Five years passed, and then one day she came back bringing a little daughter four years old. Both the Rogers were away when she called at the house in Fifth Avenue; one at his office, the other at school. A housekeeper received the pair, realising that the mother was desperately ill. She would say nothing of herself, except that they had come from England; could not even tell her married name. She had lived through the voyage, she said, to put her daughter under the protection of her only friend. Some strange luggage she had brought, on which were London labels. She forbade the servant to telephone the master of the house. She would write a letter, and then she would go. The letter was begun, but before it could be finished the writer fell into unconsciousness. For a few days she lingered, but never spoke again, and died in the arms of the man she had jilted.

"If you ever loved me, keep my child as if she were your own," began the written appeal. "She is Madeleine, named after me. Don't try to find out her other name. Give her yours, which might have been mine. Make no inquiries. If you do, the same fate may fall on her which has fallen on her father and others of his family. It is killing me now. Save my little Maida. The one legacy I can leave her is a jewel which I want her to keep; a miniature of myself taken for someone I loved, and an Egyptian relic which, for a reason I don't know, is immensely important. I promised her father that this child should never part with it. The one reward I can offer you is my grat——"

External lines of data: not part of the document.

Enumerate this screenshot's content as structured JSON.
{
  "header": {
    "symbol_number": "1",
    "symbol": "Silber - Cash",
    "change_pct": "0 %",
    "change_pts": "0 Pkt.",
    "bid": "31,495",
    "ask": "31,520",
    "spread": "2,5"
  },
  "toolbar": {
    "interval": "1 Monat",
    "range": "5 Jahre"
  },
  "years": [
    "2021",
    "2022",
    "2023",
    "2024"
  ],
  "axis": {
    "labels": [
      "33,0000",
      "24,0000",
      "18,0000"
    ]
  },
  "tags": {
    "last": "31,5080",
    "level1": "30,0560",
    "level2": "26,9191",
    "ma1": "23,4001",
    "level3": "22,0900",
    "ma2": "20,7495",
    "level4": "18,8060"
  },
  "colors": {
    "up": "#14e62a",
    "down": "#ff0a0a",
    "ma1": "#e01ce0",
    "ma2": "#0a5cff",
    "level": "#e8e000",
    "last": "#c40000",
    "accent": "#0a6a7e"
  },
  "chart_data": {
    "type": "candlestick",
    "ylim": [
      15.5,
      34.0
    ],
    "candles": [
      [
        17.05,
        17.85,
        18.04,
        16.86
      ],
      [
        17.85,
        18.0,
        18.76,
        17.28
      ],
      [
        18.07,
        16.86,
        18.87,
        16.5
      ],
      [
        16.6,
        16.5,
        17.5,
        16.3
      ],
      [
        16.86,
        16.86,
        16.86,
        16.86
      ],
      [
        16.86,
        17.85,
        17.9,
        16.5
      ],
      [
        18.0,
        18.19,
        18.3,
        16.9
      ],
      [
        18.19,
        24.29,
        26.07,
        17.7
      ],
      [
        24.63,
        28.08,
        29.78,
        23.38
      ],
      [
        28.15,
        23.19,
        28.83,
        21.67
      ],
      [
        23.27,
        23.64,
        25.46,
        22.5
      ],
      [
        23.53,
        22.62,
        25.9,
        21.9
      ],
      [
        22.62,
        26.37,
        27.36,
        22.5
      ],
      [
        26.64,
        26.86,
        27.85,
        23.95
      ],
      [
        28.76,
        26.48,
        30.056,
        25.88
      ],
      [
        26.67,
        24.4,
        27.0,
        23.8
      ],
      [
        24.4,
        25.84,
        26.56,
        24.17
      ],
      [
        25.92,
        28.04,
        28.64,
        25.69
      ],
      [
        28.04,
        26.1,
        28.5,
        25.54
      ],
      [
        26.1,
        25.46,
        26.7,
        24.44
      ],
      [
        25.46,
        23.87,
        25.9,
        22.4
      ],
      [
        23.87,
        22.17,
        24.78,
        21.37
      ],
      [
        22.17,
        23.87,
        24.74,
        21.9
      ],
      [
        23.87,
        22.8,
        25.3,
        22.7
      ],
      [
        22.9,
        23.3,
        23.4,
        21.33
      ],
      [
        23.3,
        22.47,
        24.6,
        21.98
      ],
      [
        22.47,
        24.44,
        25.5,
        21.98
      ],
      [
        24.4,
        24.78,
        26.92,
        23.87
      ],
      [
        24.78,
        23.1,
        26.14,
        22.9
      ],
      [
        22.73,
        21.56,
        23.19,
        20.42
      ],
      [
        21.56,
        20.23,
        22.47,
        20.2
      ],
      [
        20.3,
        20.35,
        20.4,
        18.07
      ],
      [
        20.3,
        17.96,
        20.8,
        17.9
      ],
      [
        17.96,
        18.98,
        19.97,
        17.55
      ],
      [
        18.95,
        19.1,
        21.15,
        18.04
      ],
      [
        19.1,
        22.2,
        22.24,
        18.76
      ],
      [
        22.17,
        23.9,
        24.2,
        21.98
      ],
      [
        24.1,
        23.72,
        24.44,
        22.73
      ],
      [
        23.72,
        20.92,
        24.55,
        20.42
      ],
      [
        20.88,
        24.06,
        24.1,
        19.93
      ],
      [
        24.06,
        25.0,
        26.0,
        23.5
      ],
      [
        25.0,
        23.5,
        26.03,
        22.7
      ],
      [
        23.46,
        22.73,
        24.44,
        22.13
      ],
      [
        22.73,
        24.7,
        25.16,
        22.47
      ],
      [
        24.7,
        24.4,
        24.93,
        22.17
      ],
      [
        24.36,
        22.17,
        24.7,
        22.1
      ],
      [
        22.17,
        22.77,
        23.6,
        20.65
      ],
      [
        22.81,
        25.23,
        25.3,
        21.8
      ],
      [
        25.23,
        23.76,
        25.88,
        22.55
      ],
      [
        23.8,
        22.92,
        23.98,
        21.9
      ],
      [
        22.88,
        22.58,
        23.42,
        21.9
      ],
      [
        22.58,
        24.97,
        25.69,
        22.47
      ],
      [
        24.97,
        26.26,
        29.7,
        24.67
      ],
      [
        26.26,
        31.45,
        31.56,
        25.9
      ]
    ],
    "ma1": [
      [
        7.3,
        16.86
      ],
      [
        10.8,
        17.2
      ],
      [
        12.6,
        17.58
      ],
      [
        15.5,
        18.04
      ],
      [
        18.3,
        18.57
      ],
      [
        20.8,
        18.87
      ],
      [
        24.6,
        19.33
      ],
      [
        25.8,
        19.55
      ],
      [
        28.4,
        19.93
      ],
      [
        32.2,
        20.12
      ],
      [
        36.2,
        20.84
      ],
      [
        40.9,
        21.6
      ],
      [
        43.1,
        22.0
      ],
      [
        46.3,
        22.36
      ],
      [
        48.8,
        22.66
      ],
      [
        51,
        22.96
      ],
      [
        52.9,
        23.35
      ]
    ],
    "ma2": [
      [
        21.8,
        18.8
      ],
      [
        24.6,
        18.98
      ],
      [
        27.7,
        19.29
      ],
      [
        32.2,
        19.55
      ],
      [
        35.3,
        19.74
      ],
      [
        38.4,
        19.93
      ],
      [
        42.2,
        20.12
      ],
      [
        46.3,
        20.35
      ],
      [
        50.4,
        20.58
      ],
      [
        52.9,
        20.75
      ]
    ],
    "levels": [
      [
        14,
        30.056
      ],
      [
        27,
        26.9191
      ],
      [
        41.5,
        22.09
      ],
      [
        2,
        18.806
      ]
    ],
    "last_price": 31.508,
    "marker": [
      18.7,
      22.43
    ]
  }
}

There the letter broke off.

Roger Odell, Senior, had obeyed every one of his dead love's requests. The "Egyptian relic" was a mummy case, with the human contents marvellously preserved; the jewel, an opal and crystal eye of Horus. In taking out the miniature from its frame, to be copied in a large portrait, Maida found the miniature of a man she supposed to be her father, and had ordered that enlarged also, to hang in her shrine. Her memories of the past before coming to America were vague; but her childhood, happy as it had been in other ways, was cursed by the dream of a terrible, dark face—a face appearing as a mere brown spot in the distance, then growing large as it drew nearer, coming close to her eyes at last in giant size, shutting out all the rest of the world. Whether she had ever seen this face in reality, before it obsessed her dreams, she could not be sure; but the impression was that she had. As she grew older, the dream came less frequently; but once or twice she had seen a face in a crowd which reminded her—perhaps morbidly—of the dream. Such a face had looked up from the audience last night.

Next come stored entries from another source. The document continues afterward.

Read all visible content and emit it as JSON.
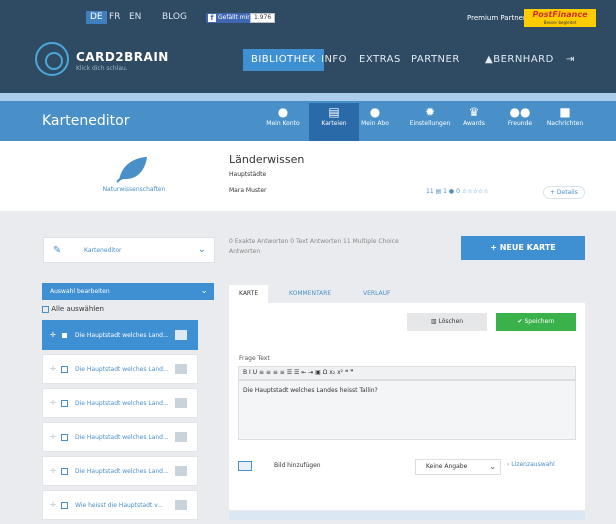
{
  "topbar": {
    "languages": [
      "DE",
      "FR",
      "EN"
    ],
    "active_language": "DE",
    "blog": "BLOG",
    "fb_like": "Gefällt mir",
    "fb_count": "1.976",
    "premium": "Premium Partner",
    "sponsor": "PostFinance",
    "sponsor_sub": "Besser begleitet"
  },
  "header": {
    "brand": "CARD2BRAIN",
    "tagline": "Klick dich schlau.",
    "nav": [
      "BIBLIOTHEK",
      "INFO",
      "EXTRAS",
      "PARTNER"
    ],
    "user": "BERNHARD"
  },
  "band": {
    "title": "Karteneditor",
    "tabs": [
      {
        "label": "Mein Konto",
        "icon": "user-icon"
      },
      {
        "label": "Karteien",
        "icon": "cards-icon"
      },
      {
        "label": "Mein Abo",
        "icon": "subscription-icon"
      },
      {
        "label": "Einstellungen",
        "icon": "gear-icon"
      },
      {
        "label": "Awards",
        "icon": "trophy-icon"
      },
      {
        "label": "Freunde",
        "icon": "friends-icon"
      },
      {
        "label": "Nachrichten",
        "icon": "message-icon"
      }
    ]
  },
  "deck": {
    "category": "Naturwissenschaften",
    "title": "Länderwissen",
    "subtitle": "Hauptstädte",
    "author": "Mara Muster",
    "stats_cards": "11",
    "stats_users": "1",
    "stats_rating": "0",
    "details": "+ Details"
  },
  "sidebar": {
    "dropdown_label": "Karteneditor",
    "select_edit": "Auswahl bearbeiten",
    "select_all": "Alle auswählen",
    "items": [
      "Die Hauptstadt welches Land...",
      "Die Hauptstadt welches Land...",
      "Die Hauptstadt welches Land...",
      "Die Hauptstadt welches Land...",
      "Die Hauptstadt welches Land...",
      "Wie heisst die Hauptstadt v..."
    ]
  },
  "summary": {
    "counts": "0 Exakte Antworten   0 Text Antworten   11 Multiple Choice Antworten",
    "new_card": "+ NEUE KARTE"
  },
  "editor": {
    "tabs": [
      "KARTE",
      "KOMMENTARE",
      "VERLAUF"
    ],
    "delete": "Löschen",
    "save": "Speichern",
    "question_label": "Frage Text",
    "toolbar": "B  I  U   ≡  ≡  ≡  ≡   ☰  ☰  ⇤  ⇥   ▣   Ω   x₂  x²   ❝  ❞",
    "question": "Die Hauptstadt welches Landes heisst Tallin?",
    "image_add": "Bild hinzufügen",
    "license_select": "Keine Angabe",
    "license_link": "› Lizenzauswahl"
  }
}
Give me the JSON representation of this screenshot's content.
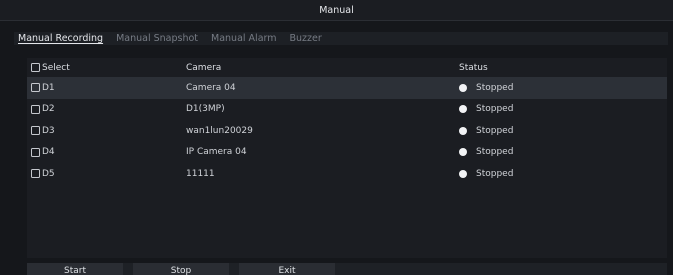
{
  "window": {
    "title": "Manual"
  },
  "tabs": [
    {
      "label": "Manual Recording",
      "active": true
    },
    {
      "label": "Manual Snapshot",
      "active": false
    },
    {
      "label": "Manual Alarm",
      "active": false
    },
    {
      "label": "Buzzer",
      "active": false
    }
  ],
  "table": {
    "headers": {
      "select": "Select",
      "camera": "Camera",
      "status": "Status"
    },
    "rows": [
      {
        "channel": "D1",
        "camera": "Camera 04",
        "status": "Stopped",
        "selected": true
      },
      {
        "channel": "D2",
        "camera": "D1(3MP)",
        "status": "Stopped",
        "selected": false
      },
      {
        "channel": "D3",
        "camera": "wan1lun20029",
        "status": "Stopped",
        "selected": false
      },
      {
        "channel": "D4",
        "camera": "IP Camera 04",
        "status": "Stopped",
        "selected": false
      },
      {
        "channel": "D5",
        "camera": "11111",
        "status": "Stopped",
        "selected": false
      }
    ]
  },
  "buttons": {
    "start": "Start",
    "stop": "Stop",
    "exit": "Exit"
  },
  "icons": {
    "checkbox": "checkbox-icon",
    "status": "status-dot-icon"
  },
  "colors": {
    "background": "#15171b",
    "selected_row": "#2c3037",
    "status_dot": "#f2f3f5"
  }
}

This mystery was one of two which had clouded Maida's life. From the second had come her great trouble; and she did not see that between the two could exist any connection. When I heard the rest of the history, however, I differed from her. Some link there might be, I thought; and if I were to help, it must be my business to find it.

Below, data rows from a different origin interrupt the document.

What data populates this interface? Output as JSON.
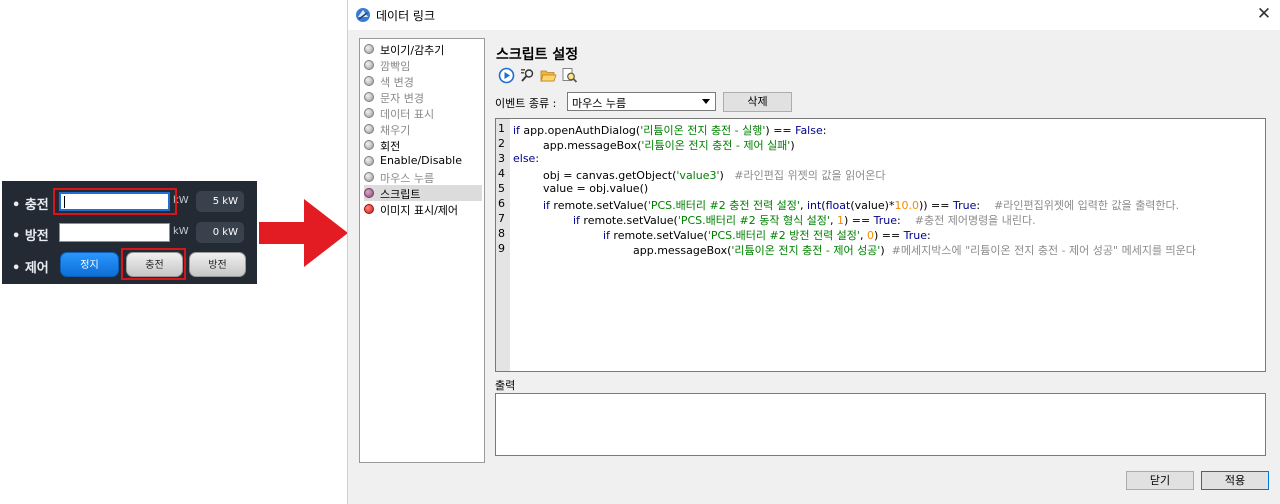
{
  "control_panel": {
    "rows": [
      {
        "label": "• 충전",
        "unit": "kW",
        "value": "5 kW"
      },
      {
        "label": "• 방전",
        "unit": "kW",
        "value": "0 kW"
      },
      {
        "label": "• 제어"
      }
    ],
    "buttons": {
      "stop": "정지",
      "charge": "충전",
      "discharge": "방전"
    },
    "colors": {
      "highlight": "#d8151b",
      "panel": "#232a33",
      "stop_button": "#1a86f0"
    }
  },
  "arrow": {
    "color": "#e31b23"
  },
  "dialog": {
    "title": "데이터 링크",
    "close_glyph": "✕",
    "tree_items": [
      {
        "label": "보이기/감추기",
        "dot": "grey",
        "disabled": false,
        "selected": false
      },
      {
        "label": "깜빡임",
        "dot": "grey",
        "disabled": true,
        "selected": false
      },
      {
        "label": "색 변경",
        "dot": "grey",
        "disabled": true,
        "selected": false
      },
      {
        "label": "문자 변경",
        "dot": "grey",
        "disabled": true,
        "selected": false
      },
      {
        "label": "데이터 표시",
        "dot": "grey",
        "disabled": true,
        "selected": false
      },
      {
        "label": "채우기",
        "dot": "grey",
        "disabled": true,
        "selected": false
      },
      {
        "label": "회전",
        "dot": "grey",
        "disabled": false,
        "selected": false
      },
      {
        "label": "Enable/Disable",
        "dot": "grey",
        "disabled": false,
        "selected": false
      },
      {
        "label": "마우스 누름",
        "dot": "grey",
        "disabled": true,
        "selected": false
      },
      {
        "label": "스크립트",
        "dot": "purple",
        "disabled": false,
        "selected": true
      },
      {
        "label": "이미지 표시/제어",
        "dot": "red",
        "disabled": false,
        "selected": false
      }
    ],
    "section_title": "스크립트 설정",
    "toolbar_icons": [
      "run-icon",
      "find-icon",
      "open-folder-icon",
      "inspect-icon"
    ],
    "event_label": "이벤트 종류 :",
    "event_selected": "마우스 누름",
    "delete_button": "삭제",
    "code_lines": [
      {
        "num": "1",
        "text": "if app.openAuthDialog('리튬이온 전지 충전 - 실행') == False:"
      },
      {
        "num": "2",
        "text": "app.messageBox('리튬이온 전지 충전 - 제어 실패')"
      },
      {
        "num": "3",
        "text": "else:"
      },
      {
        "num": "4",
        "text": "obj = canvas.getObject('value3')   #라인편집 위젯의 값을 읽어온다"
      },
      {
        "num": "5",
        "text": "value = obj.value()"
      },
      {
        "num": "6",
        "text": "if remote.setValue('PCS.배터리 #2 충전 전력 설정', int(float(value)*10.0)) == True:    #라인편집위젯에 입력한 값을 출력한다."
      },
      {
        "num": "7",
        "text": "if remote.setValue('PCS.배터리 #2 동작 형식 설정', 1) == True:    #충전 제어명령을 내린다."
      },
      {
        "num": "8",
        "text": "if remote.setValue('PCS.배터리 #2 방전 전력 설정', 0) == True:"
      },
      {
        "num": "9",
        "text": "app.messageBox('리튬이온 전지 충전 - 제어 성공')  #메세지박스에 \"리튬이온 전지 충전 - 제어 성공\" 메세지를 띄운다"
      }
    ],
    "output_label": "출력",
    "close_button": "닫기",
    "apply_button": "적용"
  }
}
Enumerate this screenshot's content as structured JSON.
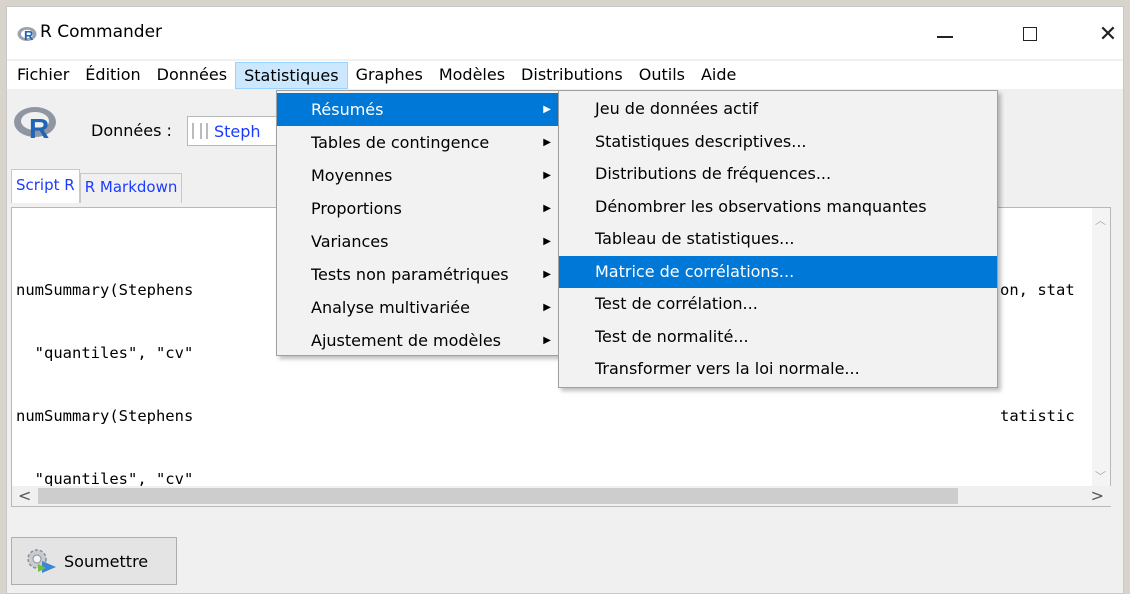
{
  "window": {
    "title": "R Commander",
    "controls": {
      "minimize": "—",
      "maximize": "☐",
      "close": "✕"
    }
  },
  "menubar": {
    "items": [
      "Fichier",
      "Édition",
      "Données",
      "Statistiques",
      "Graphes",
      "Modèles",
      "Distributions",
      "Outils",
      "Aide"
    ],
    "open_item": "Statistiques"
  },
  "toolbar": {
    "data_label": "Données :",
    "dataset_value": "Steph"
  },
  "tabs": [
    "Script R",
    "R Markdown"
  ],
  "script": {
    "lines_left": [
      "numSummary(Stephens",
      "  \"quantiles\", \"cv\"",
      "numSummary(Stephens",
      "  \"quantiles\", \"cv\""
    ],
    "lines_right": [
      "on, stat",
      "",
      "tatistic",
      ""
    ]
  },
  "submit_label": "Soumettre",
  "statistiques_menu": [
    {
      "label": "Résumés",
      "submenu": true,
      "highlighted": true
    },
    {
      "label": "Tables de contingence",
      "submenu": true
    },
    {
      "label": "Moyennes",
      "submenu": true
    },
    {
      "label": "Proportions",
      "submenu": true
    },
    {
      "label": "Variances",
      "submenu": true
    },
    {
      "label": "Tests non paramétriques",
      "submenu": true
    },
    {
      "label": "Analyse multivariée",
      "submenu": true
    },
    {
      "label": "Ajustement de modèles",
      "submenu": true
    }
  ],
  "resumes_menu": [
    {
      "label": "Jeu de données actif"
    },
    {
      "label": "Statistiques descriptives..."
    },
    {
      "label": "Distributions de fréquences..."
    },
    {
      "label": "Dénombrer les observations manquantes"
    },
    {
      "label": "Tableau de statistiques..."
    },
    {
      "label": "Matrice de corrélations...",
      "highlighted": true
    },
    {
      "label": "Test de corrélation..."
    },
    {
      "label": "Test de normalité..."
    },
    {
      "label": "Transformer vers la loi normale..."
    }
  ],
  "colors": {
    "highlight": "#0078d7",
    "menu_open_bg": "#cce8ff",
    "link_blue": "#1a3cff"
  }
}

One day, on leaving school for the holidays, when she was seventeen, Maida, and a woman servant sent to fetch her from Milbrook to New York, had met with a slight railway accident, much like that of to-day. It was this coincidence, maybe, which inclined her to confide in me, for she had been thinking of it, she said, when I came. A young man had been "kind" to Miss Odell and her maid; had brought them water and food. Later he had introduced himself. He was Lieutenant Granville, of the Navy. Also he was an inventor, who believed he could make a fortune for himself and his mother, if he could patent and get taken up by some great firm an idea of his, in which he had vainly tried to interest the heads of the Navy. This concerned a secret means of throwing a powerful light under water, for the protection of warships or others threatened by submerged submarines. Granville believed that experiments would demonstrate immense usefulness for his invention and so interested was Maida that she tried to induce Roger to finance it. He refused, and did not like Granville when the girl brought them together.